Commercial Fundraisers

  • Commercial fundraisers must register and file annual reports with the Attorney General.
  • Commercial fundraisers may raise funds for only those charitable organizations that are registered with the Attorney General (or are exempt from the registration requirement).
  • Commercial fundraisers must notify the Attorney General at least ten days in advance of a solicitation campaign for charitable purposes (except in cases of disasters or emergencies). The notice must include: (a) the name, address, and telephone number of the charitable organization; (b) the name, address, and telephone number of the commercial fundraiser; (c) the fundraising methods to be used; (d) the projected dates when performance under the contract will commence and terminate; and (e) the name, address, and telephone number of the person responsible for directing and supervising the work of the commercial fundraiser under the contract.
  • If requested by a solicited person, a commercial fundraiser must disclose the percentage of the total expenses of the fundraiser to the total revenue received by the fundraiser. If the request is made in writing, the commercial fundraiser must disclose in writing within five days. Disclosure must be made immediately if verbally requested, followed in writing within five days.
  • Commercial fundraisers must maintain records relating to solicitation campaigns for ten years after the end of each campaign. Records are subject to inspection by the Attorney General.

Fundraising Counsel

  • Fundraising counsel must register and file annual reports with the Attorney General.
  • Fundraising counsel must notify the Attorney General at least ten days in advance of a solicitation campaign for charitable purposes (except in cases of disasters or emergencies). The notice must include: (a) the name, address, and telephone number of the charitable organization; (b) the name, address, and telephone number of the fundraising counsel; (c) the projected dates when performance under the contract will commence and terminate; and (d) the name, address, and telephone number of the person responsible for directing and supervising the work of the fundraising counsel under the contract.
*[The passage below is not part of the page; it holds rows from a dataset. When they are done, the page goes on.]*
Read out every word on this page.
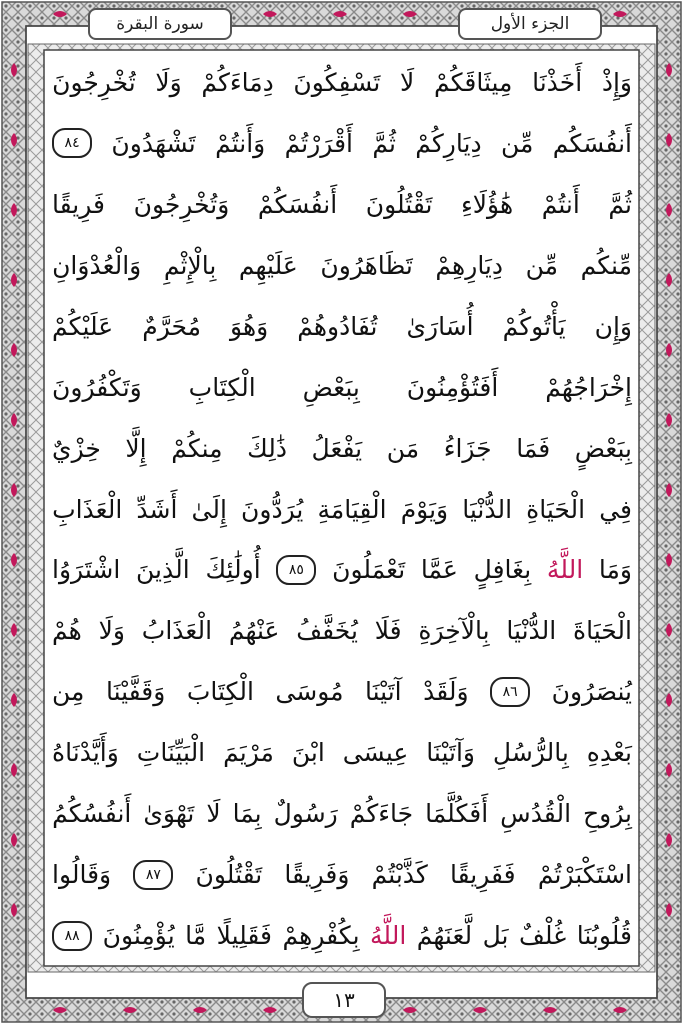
الجزء الأول
سورة البقرة
وَإِذْ
أَخَذْنَا
مِيثَاقَكُمْ
لَا
تَسْفِكُونَ
دِمَاءَكُمْ
وَلَا
تُخْرِجُونَ
أَنفُسَكُم
مِّن
دِيَارِكُمْ
ثُمَّ
أَقْرَرْتُمْ
وَأَنتُمْ
تَشْهَدُونَ
٨٤
ثُمَّ
أَنتُمْ
هَٰؤُلَاءِ
تَقْتُلُونَ
أَنفُسَكُمْ
وَتُخْرِجُونَ
فَرِيقًا
مِّنكُم
مِّن
دِيَارِهِمْ
تَظَاهَرُونَ
عَلَيْهِم
بِالْإِثْمِ
وَالْعُدْوَانِ
وَإِن
يَأْتُوكُمْ
أُسَارَىٰ
تُفَادُوهُمْ
وَهُوَ
مُحَرَّمٌ
عَلَيْكُمْ
إِخْرَاجُهُمْ
أَفَتُؤْمِنُونَ
بِبَعْضِ
الْكِتَابِ
وَتَكْفُرُونَ
بِبَعْضٍ
فَمَا
جَزَاءُ
مَن
يَفْعَلُ
ذَٰلِكَ
مِنكُمْ
إِلَّا
خِزْيٌ
فِي
الْحَيَاةِ
الدُّنْيَا
وَيَوْمَ
الْقِيَامَةِ
يُرَدُّونَ
إِلَىٰ
أَشَدِّ
الْعَذَابِ
وَمَا
اللَّهُ
بِغَافِلٍ
عَمَّا
تَعْمَلُونَ
٨٥
أُولَٰئِكَ
الَّذِينَ
اشْتَرَوُا
الْحَيَاةَ
الدُّنْيَا
بِالْآخِرَةِ
فَلَا
يُخَفَّفُ
عَنْهُمُ
الْعَذَابُ
وَلَا
هُمْ
يُنصَرُونَ
٨٦
وَلَقَدْ
آتَيْنَا
مُوسَى
الْكِتَابَ
وَقَفَّيْنَا
مِن
بَعْدِهِ
بِالرُّسُلِ
وَآتَيْنَا
عِيسَى
ابْنَ
مَرْيَمَ
الْبَيِّنَاتِ
وَأَيَّدْنَاهُ
بِرُوحِ
الْقُدُسِ
أَفَكُلَّمَا
جَاءَكُمْ
رَسُولٌ
بِمَا
لَا
تَهْوَىٰ
أَنفُسُكُمُ
اسْتَكْبَرْتُمْ
فَفَرِيقًا
كَذَّبْتُمْ
وَفَرِيقًا
تَقْتُلُونَ
٨٧
وَقَالُوا
قُلُوبُنَا
غُلْفٌ
بَل
لَّعَنَهُمُ
اللَّهُ
بِكُفْرِهِمْ
فَقَلِيلًا
مَّا
يُؤْمِنُونَ
٨٨
١٣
Penalties for Non-Compliance

  • Failure to comply with the annual reporting and annual registration renewal requirements generally result in late fees being imposed.
  • Failures to comply with the other requirements could result in civil penalties (up to $1,000 on the first offense and up to $2,500 on each subsequent offense).
  • In addition to civil penalties, commercial fundraisers who fail to register, renew the registration, file the annual reports, or disclose the percentage of the total expenses to the total revenue received could be barred from fundraising in California.